Medici in cantiere, mense gestite coinvolgendo le imprese delle valli, priorità alla manodopera locale. E tanta attenzione contro le infiltrazioni mafiose. Per vivere il cantiere del Terzo Valico come una vera occasione di sviluppo

Nota - Questo comunicato è stato pubblicato integralmente come contributo esterno. Questo contenuto non è pertanto un articolo prodotto dalla redazione di GenovaToday

Genova - Con quasi quaranta chilometri di galleria da scavare, centinaia di lavoratori, cantieri da allestire: è la Tav, il terzo valico ferroviario, ormai pronto ai nastri di partenza. Proprio per gestirlo al meglio la Regione Liguria ha siglato un'intesa con il Cociv - il consorzio che realizzerà l’opera - e le organizzazioni sindacali su aspetti importanti che riguardano la sicurezza, la salute dei lavoratori e le ricadute economiche sul territorio.

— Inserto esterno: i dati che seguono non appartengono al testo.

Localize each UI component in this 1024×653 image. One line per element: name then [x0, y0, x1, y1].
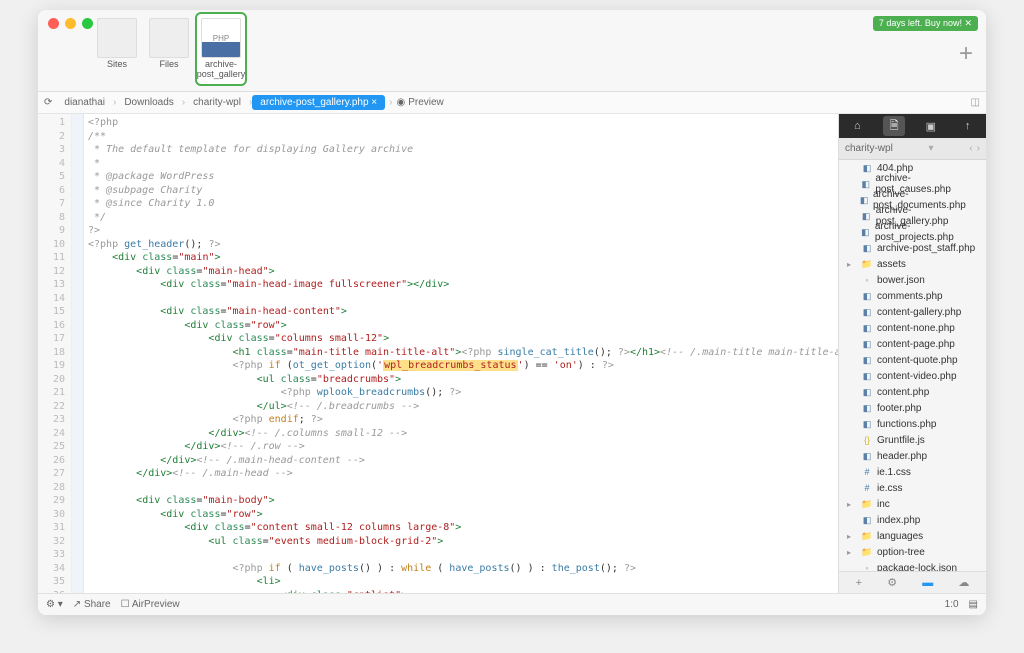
nav-back-icon[interactable]: ‹: [969, 143, 972, 154]
php-icon: ◧: [861, 402, 873, 414]
php-icon: ◧: [861, 354, 873, 366]
airpreview-button[interactable]: ☐ AirPreview: [121, 599, 180, 610]
code-area[interactable]: <?php/** * The default template for disp…: [84, 114, 838, 593]
css-icon: #: [861, 466, 873, 478]
file-item[interactable]: ◧index.php: [839, 512, 986, 528]
code-editor[interactable]: 1234567891011121314151617181920212223242…: [38, 114, 838, 593]
breadcrumb-item[interactable]: dianathai: [56, 95, 113, 110]
file-item[interactable]: ◧content-gallery.php: [839, 304, 986, 320]
fold-column: [72, 114, 84, 593]
app-window: SitesFilesPHParchive-post_gallery 7 days…: [38, 10, 986, 615]
php-icon: ◧: [861, 290, 873, 302]
file-item[interactable]: ▸📁option-tree: [839, 544, 986, 560]
css-icon: #: [861, 482, 873, 494]
add-tab-button[interactable]: +: [952, 40, 980, 68]
titlebar: SitesFilesPHParchive-post_gallery 7 days…: [38, 10, 986, 92]
json-icon: ◦: [861, 274, 873, 286]
php-icon: ◧: [861, 450, 873, 462]
publish-icon[interactable]: ▣: [920, 116, 942, 136]
breadcrumb-item[interactable]: charity-wpl: [185, 95, 249, 110]
folder-icon: 📁: [861, 546, 873, 558]
file-item[interactable]: ◧archive-post_projects.php: [839, 224, 986, 240]
php-icon: ◧: [860, 226, 871, 238]
php-icon: ◧: [861, 418, 873, 430]
breadcrumb-item[interactable]: Downloads: [116, 95, 181, 110]
folder-icon: 📁: [861, 530, 873, 542]
folder-icon: 📁: [861, 258, 873, 270]
traffic-lights: [48, 18, 93, 29]
tab-archive-post-gallery[interactable]: PHParchive-post_gallery: [197, 14, 245, 84]
line-gutter: 1234567891011121314151617181920212223242…: [38, 114, 72, 593]
file-item[interactable]: ◧functions.php: [839, 416, 986, 432]
folder-icon: 📁: [861, 498, 873, 510]
file-item[interactable]: ◧header.php: [839, 448, 986, 464]
reload-icon[interactable]: ⟳: [44, 97, 52, 108]
file-item[interactable]: ◧content-quote.php: [839, 352, 986, 368]
file-item[interactable]: #ie.css: [839, 480, 986, 496]
js-icon: {}: [861, 434, 873, 446]
file-item[interactable]: ▸📁assets: [839, 256, 986, 272]
cursor-position: 1:0: [945, 599, 959, 610]
zoom-window-button[interactable]: [82, 18, 93, 29]
file-tree[interactable]: ◧404.php◧archive-post_causes.php◧archive…: [839, 160, 986, 571]
file-item[interactable]: ◧content-page.php: [839, 336, 986, 352]
cloud-icon[interactable]: ☁: [958, 576, 969, 589]
sidebar-statusbar: + ⚙ ▬ ☁: [839, 571, 986, 593]
minimize-window-button[interactable]: [65, 18, 76, 29]
nav-forward-icon[interactable]: ›: [977, 143, 980, 154]
php-icon: ◧: [861, 514, 873, 526]
file-item[interactable]: ◧content-video.php: [839, 368, 986, 384]
php-icon: ◧: [861, 370, 873, 382]
view-icon[interactable]: ▬: [922, 577, 933, 589]
file-item[interactable]: #ie.1.css: [839, 464, 986, 480]
file-item[interactable]: ◧comments.php: [839, 288, 986, 304]
gear-icon[interactable]: ⚙: [887, 576, 897, 589]
tab-sites[interactable]: Sites: [93, 14, 141, 74]
project-name: charity-wpl: [845, 143, 893, 154]
file-item[interactable]: ◧archive-post_staff.php: [839, 240, 986, 256]
php-icon: ◧: [861, 322, 873, 334]
php-icon: ◧: [861, 338, 873, 350]
php-icon: ◧: [860, 210, 871, 222]
home-icon[interactable]: ⌂: [846, 116, 868, 136]
preview-button[interactable]: ◉ Preview: [396, 97, 443, 108]
php-icon: ◧: [861, 386, 873, 398]
breadcrumb-bar: ⟳ dianathai›Downloads›charity-wpl›archiv…: [38, 92, 986, 114]
chevron-right-icon: ›: [389, 97, 392, 108]
share-button[interactable]: ↗ Share: [73, 599, 111, 610]
file-item[interactable]: ◧content.php: [839, 384, 986, 400]
document-tabs: SitesFilesPHParchive-post_gallery: [93, 14, 245, 91]
file-item[interactable]: ◦bower.json: [839, 272, 986, 288]
upload-icon[interactable]: ↑: [957, 116, 979, 136]
breadcrumb-active-file[interactable]: archive-post_gallery.php ×: [252, 95, 385, 110]
settings-icon[interactable]: ⚙ ▾: [46, 599, 63, 610]
php-icon: ◧: [861, 242, 873, 254]
close-window-button[interactable]: [48, 18, 59, 29]
right-sidebar: ⌂ 🗎 ▣ ↑ charity-wpl ▾ ‹ › ◧404.php◧archi…: [838, 114, 986, 593]
file-item[interactable]: ▸📁languages: [839, 528, 986, 544]
file-item[interactable]: ◦package-lock.json: [839, 560, 986, 571]
file-item[interactable]: {}Gruntfile.js: [839, 432, 986, 448]
main-body: 1234567891011121314151617181920212223242…: [38, 114, 986, 593]
php-icon: ◧: [861, 306, 873, 318]
split-icon[interactable]: ◫: [971, 97, 980, 108]
files-icon[interactable]: 🗎: [883, 116, 905, 136]
project-dropdown-icon[interactable]: ▾: [929, 143, 934, 154]
php-icon: ◧: [860, 178, 871, 190]
php-icon: ◧: [859, 194, 869, 206]
php-icon: ◧: [861, 162, 873, 174]
file-item[interactable]: ▸📁inc: [839, 496, 986, 512]
file-item[interactable]: ◧content-none.php: [839, 320, 986, 336]
statusbar: ⚙ ▾ ↗ Share ☐ AirPreview 1:0 ▤: [38, 593, 986, 615]
tab-files[interactable]: Files: [145, 14, 193, 74]
project-header[interactable]: charity-wpl ▾ ‹ ›: [839, 138, 986, 160]
json-icon: ◦: [861, 562, 873, 571]
sidebar-tabs: ⌂ 🗎 ▣ ↑: [839, 114, 986, 138]
minimap-icon[interactable]: ▤: [969, 599, 978, 610]
add-file-icon[interactable]: +: [856, 577, 862, 589]
buy-banner[interactable]: 7 days left. Buy now! ✕: [873, 16, 978, 31]
file-item[interactable]: ◧footer.php: [839, 400, 986, 416]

Si è ad esempio stabilito di assumere in via prioritaria manodopera locale, di dotare il cantiere di un presidio sanitario e di una mensa gestita coinvogendo i ristoratori locali. «Vista l’importanza dell’opera - ha spiegato l'assessore regionale alle infrastrutture Raffaella Paita - che a regime impiegherà 2500 lavoratori per un costo complessivo di 6,2 miliardi di euro, come Giunta regionale abbiamo voluto presidiare una serie di aspetti che ne garantiscano la corretta realizzazione».

Particolare attenzione è stata posta per prevenire ogni infiltrazione mafiosa: per gli appalti sarà attivato l'osservatorio regionale sui contratti pubblici, applicando il protocollo sulla legalità in via di sottoscrizione con la Prefettura genovese.